I'm looking for a (simple) formula $t: \mathbb{N} \rightarrow \mathbb{N}$ to compute the number of trailing zeroes in the binary representation of a given $n \in \mathbb{N}$.
Like so:
$t(1) = t([1]_2) = 0$
$t(2) = t([10]_2) = 1$
$t(3) = t([11]_2) = 0$
$t(4) = t([100]_2) = 2$
etc.
I once found a rather complex formula back in 2016, that actually works, but is very clunky:
$t(n) = \sum_{k=1}^\infty cos( \frac{1}{2^k} \pi n) \prod_{j=1}^k cos( \frac{1}{2^j} \pi n)$
The basic idea behind this one is to sum cosines, which become $1$ at some $2^k$ and $0$ otherwise. It works, is provable by induction and I have worked with it, like e.g. here (sorry for IEEE paywall, it is just an example and not that much of importance).
However, I am still wondering, if there isn't any better or more simple way to describe $t(n)$, as the above formula is really hard to use. It also relies on non-integer functions (cosine), despite $t(n)$ being an $\mathbb{N} \rightarrow \mathbb{N}$ function.

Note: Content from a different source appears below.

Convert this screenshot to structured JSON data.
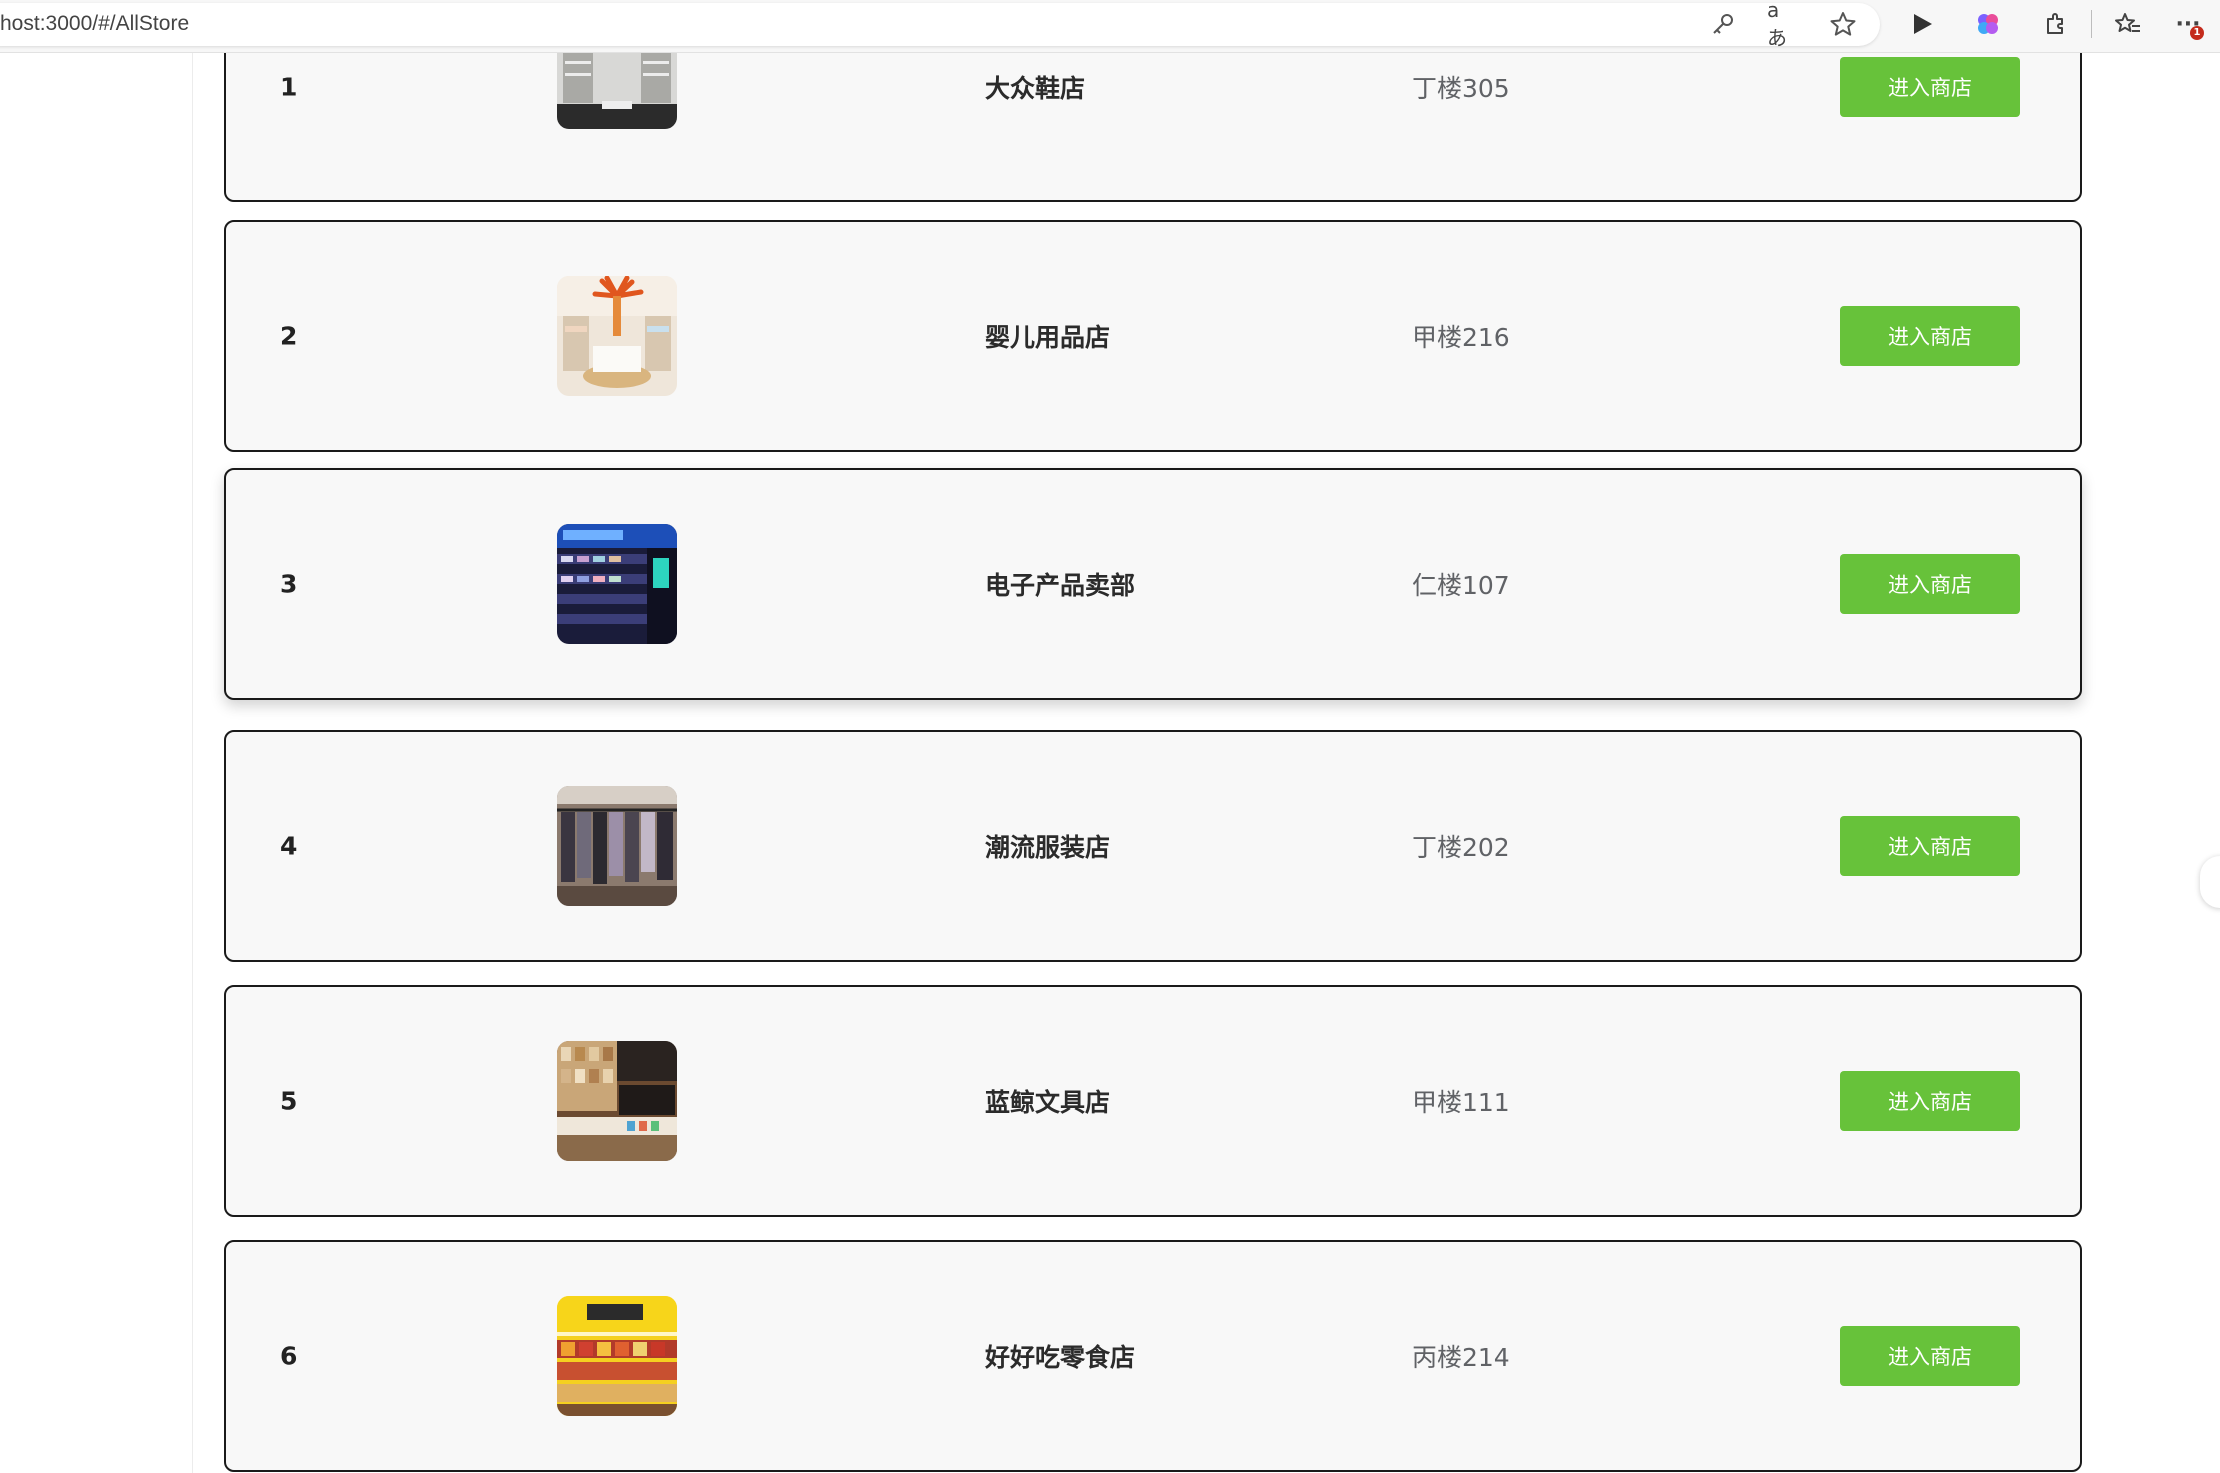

Any ideas? Thanks in advance!
The number of trialing zeros in binary notation is the highest power of $2$ that divides the number in decimal notation.
$t(n)=\displaystyle \sum_{k=1}^\infty \left( 1-\left\lceil\left\{\frac{n}{2^k}\right\}\right\rceil\right)$ satisfies the above condition (where {} denotes the fractional part).
If $k$ is the highest power of $2$ that divides $n$, then the first $k$ terms of $t(n)$ is $1$ while the rest of the terms are $0$ so the formula for $t(n)$ gives the number of trialing zeros in binary notation.